Приблизительно моих взглядов придерживались и другие члены кружка: А. В. Москопуло, Погребов, Фойницкий, Буковский. Чистым народником, не террористом был Гизетти. Марксистами более или менее выраженными были мой брат и Бартенев; в эту же сторону склонялся М. Т. Елизаров. Относительно Ватсона, Гарнака, Чеботарева и Иванова не могу ничего сказать, — не помню, но, кажется, по крайней мере, три последних, если не все четверо, тоже скорее не были в то время марксистами[VI].
Как ни был я близок с Александром Ильичом, я не могу теперь сказать с полной уверенностью, к какому из двух направлений следовало его в то время причислить. По тому, что им высказывалось во время разных дебатов в нашем кружке и в моих личных с ним разговорах, я считал его в то время скорее моим единомышленником, т.е. не немарксистом в принятом значении этого слова. Но, как и я, он был марксистом в другом смысле, так как принимал основные положения учения Маркса; что же касается народничества в духе В. В. и ему подобных, он относился к нему очень критически, как, впрочем, и почти все мы.

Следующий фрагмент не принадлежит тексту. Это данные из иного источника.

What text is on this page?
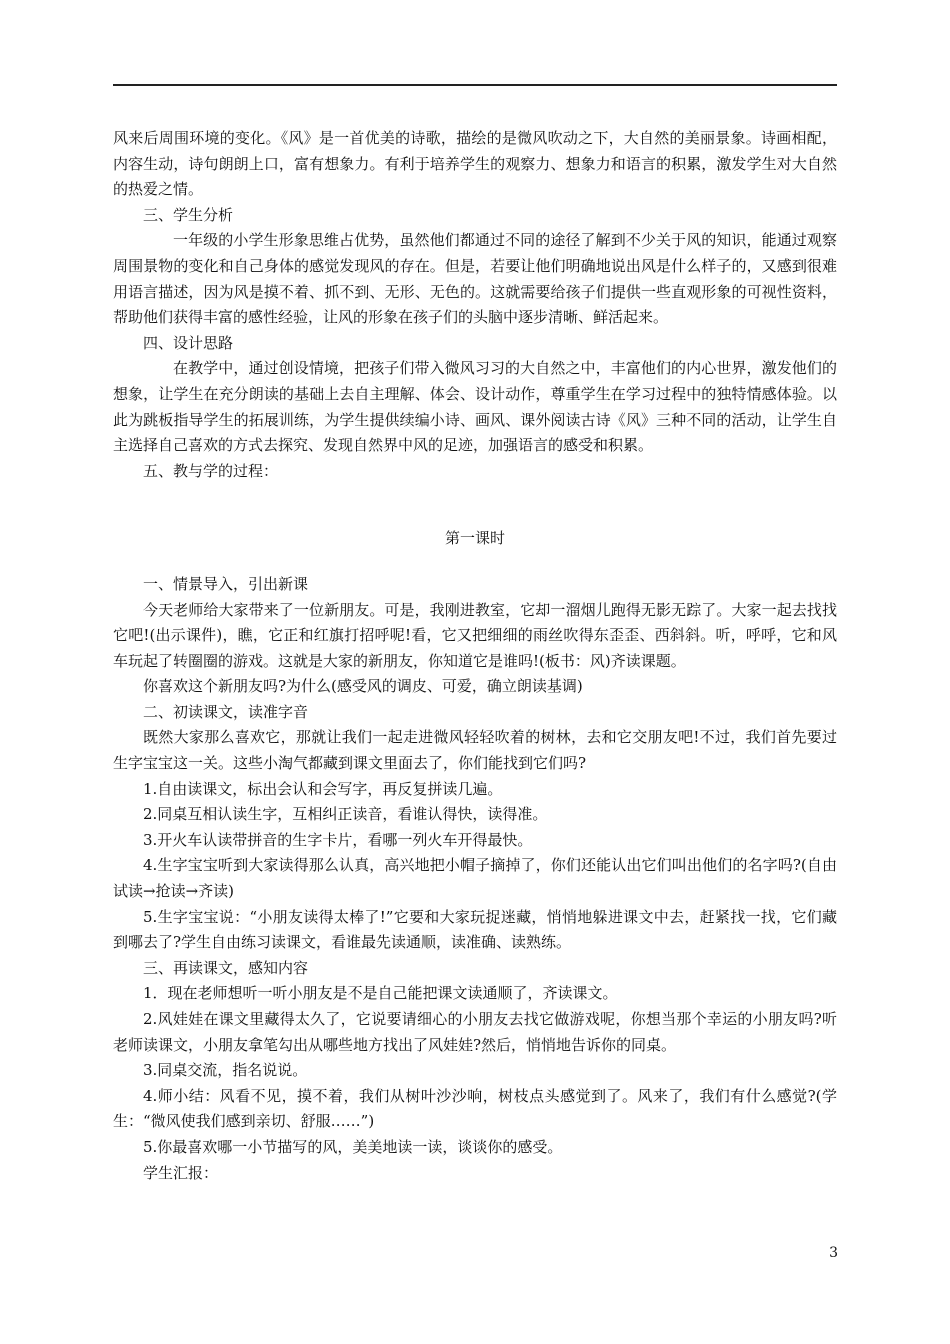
风来后周围环境的变化。《风》是一首优美的诗歌，描绘的是微风吹动之下，大自然的美丽景象。诗画相配，内容生动，诗句朗朗上口，富有想象力。有利于培养学生的观察力、想象力和语言的积累，激发学生对大自然的热爱之情。

三、学生分析

一年级的小学生形象思维占优势，虽然他们都通过不同的途径了解到不少关于风的知识，能通过观察周围景物的变化和自己身体的感觉发现风的存在。但是，若要让他们明确地说出风是什么样子的，又感到很难用语言描述，因为风是摸不着、抓不到、无形、无色的。这就需要给孩子们提供一些直观形象的可视性资料，帮助他们获得丰富的感性经验，让风的形象在孩子们的头脑中逐步清晰、鲜活起来。

四、设计思路

在教学中，通过创设情境，把孩子们带入微风习习的大自然之中，丰富他们的内心世界，激发他们的想象，让学生在充分朗读的基础上去自主理解、体会、设计动作，尊重学生在学习过程中的独特情感体验。以此为跳板指导学生的拓展训练，为学生提供续编小诗、画风、课外阅读古诗《风》三种不同的活动，让学生自主选择自己喜欢的方式去探究、发现自然界中风的足迹，加强语言的感受和积累。

五、教与学的过程：

第一课时

一、情景导入，引出新课

今天老师给大家带来了一位新朋友。可是，我刚进教室，它却一溜烟儿跑得无影无踪了。大家一起去找找它吧!(出示课件)，瞧，它正和红旗打招呼呢!看，它又把细细的雨丝吹得东歪歪、西斜斜。听，呼呼，它和风车玩起了转圈圈的游戏。这就是大家的新朋友，你知道它是谁吗!(板书：风)齐读课题。

你喜欢这个新朋友吗?为什么(感受风的调皮、可爱，确立朗读基调)

二、初读课文，读准字音

既然大家那么喜欢它，那就让我们一起走进微风轻轻吹着的树林，去和它交朋友吧!不过，我们首先要过生字宝宝这一关。这些小淘气都藏到课文里面去了，你们能找到它们吗?

1.自由读课文，标出会认和会写字，再反复拼读几遍。

2.同桌互相认读生字，互相纠正读音，看谁认得快，读得准。

3.开火车认读带拼音的生字卡片，看哪一列火车开得最快。

4.生字宝宝听到大家读得那么认真，高兴地把小帽子摘掉了，你们还能认出它们叫出他们的名字吗?(自由试读→抢读→齐读)

5.生字宝宝说：“小朋友读得太棒了!”它要和大家玩捉迷藏，悄悄地躲进课文中去，赶紧找一找，它们藏到哪去了?学生自由练习读课文，看谁最先读通顺，读准确、读熟练。

三、再读课文，感知内容

1．现在老师想听一听小朋友是不是自己能把课文读通顺了，齐读课文。

2.风娃娃在课文里藏得太久了，它说要请细心的小朋友去找它做游戏呢，你想当那个幸运的小朋友吗?听老师读课文，小朋友拿笔勾出从哪些地方找出了风娃娃?然后，悄悄地告诉你的同桌。

3.同桌交流，指名说说。

4.师小结：风看不见，摸不着，我们从树叶沙沙响，树枝点头感觉到了。风来了，我们有什么感觉?(学生：“微风使我们感到亲切、舒服……”)

5.你最喜欢哪一小节描写的风，美美地读一读，谈谈你的感受。

学生汇报：

3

Из образовавшейся группы террористов почти никто не был членом партии «Народной воли». Вообще официально принятых в партию людей было тогда в Питере очень мало, и из нашего кружка я был, кажется, единственным. Из союза землячеств в партии не было тоже никого или почти никого. На тех немногих собраниях народовольческой петербургской группы, на которых мне пришлось быть (всего 3 или 4 раза в 1886 г.), я не встречал никого из первомартовцев. Если не считать Гаусмана, Залкинда, Брамсона, которые были арестованы или (Залкинд) уехали в начале года, на этих собраниях бывало человек 15, из которых я помню Игнатова, Гильгенберга, офицера Бруевича, еще 3—4 фамилии позабыл. Остальных я знал под разными прозвищами, потому что собрания были, понятно, очень конспиративные, и мы даже здесь избегали без нужды открывать инкогнито товарищей. На этих собраниях присутствовало лишь меньшинство тогдашних питерских народовольцев — представители кружков и отдельных организаций.

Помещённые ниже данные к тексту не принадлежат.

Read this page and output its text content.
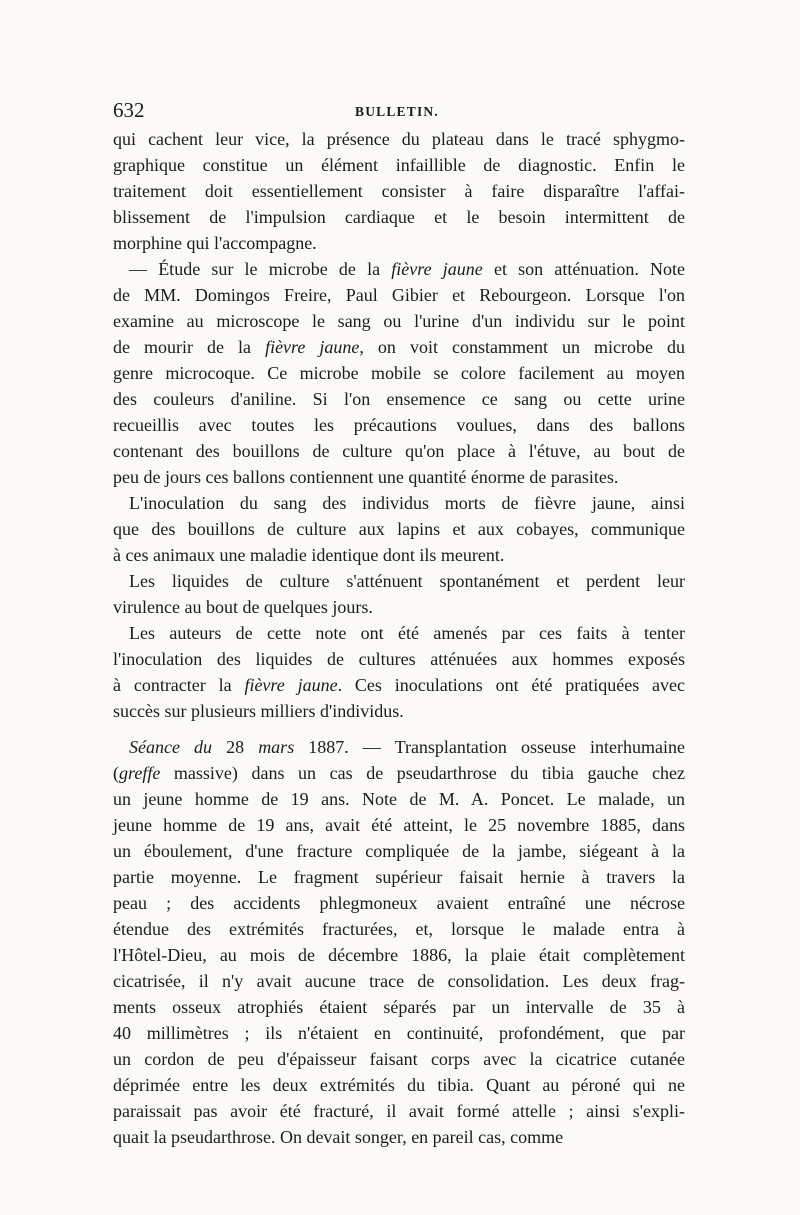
632	BULLETIN.
qui cachent leur vice, la présence du plateau dans le tracé sphygmo-
graphique constitue un élément infaillible de diagnostic. Enfin le
traitement doit essentiellement consister à faire disparaître l'affai-
blissement de l'impulsion cardiaque et le besoin intermittent de
morphine qui l'accompagne.
— Étude sur le microbe de la fièvre jaune et son atténuation. Note
de MM. Domingos Freire, Paul Gibier et Rebourgeon. Lorsque l'on
examine au microscope le sang ou l'urine d'un individu sur le point
de mourir de la fièvre jaune, on voit constamment un microbe du
genre microcoque. Ce microbe mobile se colore facilement au moyen
des couleurs d'aniline. Si l'on ensemence ce sang ou cette urine
recueillis avec toutes les précautions voulues, dans des ballons
contenant des bouillons de culture qu'on place à l'étuve, au bout de
peu de jours ces ballons contiennent une quantité énorme de parasites.
L'inoculation du sang des individus morts de fièvre jaune, ainsi
que des bouillons de culture aux lapins et aux cobayes, communique
à ces animaux une maladie identique dont ils meurent.
Les liquides de culture s'atténuent spontanément et perdent leur
virulence au bout de quelques jours.
Les auteurs de cette note ont été amenés par ces faits à tenter
l'inoculation des liquides de cultures atténuées aux hommes exposés
à contracter la fièvre jaune. Ces inoculations ont été pratiquées avec
succès sur plusieurs milliers d'individus.
Séance du 28 mars 1887. — Transplantation osseuse interhumaine
(greffe massive) dans un cas de pseudarthrose du tibia gauche chez
un jeune homme de 19 ans. Note de M. A. Poncet. Le malade, un
jeune homme de 19 ans, avait été atteint, le 25 novembre 1885, dans
un éboulement, d'une fracture compliquée de la jambe, siégeant à la
partie moyenne. Le fragment supérieur faisait hernie à travers la
peau ; des accidents phlegmoneux avaient entraîné une nécrose
étendue des extrémités fracturées, et, lorsque le malade entra à
l'Hôtel-Dieu, au mois de décembre 1886, la plaie était complètement
cicatrisée, il n'y avait aucune trace de consolidation. Les deux frag-
ments osseux atrophiés étaient séparés par un intervalle de 35 à
40 millimètres ; ils n'étaient en continuité, profondément, que par
un cordon de peu d'épaisseur faisant corps avec la cicatrice cutanée
déprimée entre les deux extrémités du tibia. Quant au péroné qui ne
paraissait pas avoir été fracturé, il avait formé attelle ; ainsi s'expli-
quait la pseudarthrose. On devait songer, en pareil cas, comme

Молодежь в это время очень «искала Исполнительного Комитета», но он уже не существовал, и мы это отлично знали. Еще до принятия меня в партию «Народной воли» я как-то верил, что если нет Исполнительного Комитета сейчас, то он образуется, но Гаусман окончательно разочаровал меня в этом отношении. Я уверен, что и Александр Ильич не создавал себе в этом иллюзий. Поэтому я решительно не могу себе представить, к кому бы из членов Исполнительного Комитета мог ходить па свидание Александр Ильич, как это утверждает Говорухин. Здесь, кажется, есть что-то очень странное.
Когда мы принялись вплотную за приготовления к покушению, у меня с Александром Ильичом несколько раз происходили разговоры на тему о том, под каким флагом нам следует выступить. В этом между нами разногласий не было: мы оба полагали, что единственное знамя, которое мы могли поднять, было старое боевое знамя «Народной воли»; этим именем и назвала себя Террористическая фракция. Название фракции мы решили принять потому, что это было наименее обязывающее название. Мы не могли говорить ни о каком Исполнительном Комитете, который, как всем было известно, давно уже не существовал; не могли выступить и от партии «Народной воли» вообще, так как мы действовали за свой страх и риск в Петербурге, без связи с другими партийными организациями или их обломками в России. Но собственно о вопросах теории, философии, истории и т. п. между нами в это время разговоров не велось; одну лишь сторону мы с Александром Ильичом хотели подчеркнуть в будущем изложения нашей программы: принимая в основу будущего нашего заявления известное письмо Исполнительного Комитета к Александру III после убийства его отца и программу партии «Народной воли», мы хотели исключить оттуда все те слова и выражения, которые трактовали о народнических взглядах партии (как известно, программа начиналась словами: «Мы, социалисты-народники»).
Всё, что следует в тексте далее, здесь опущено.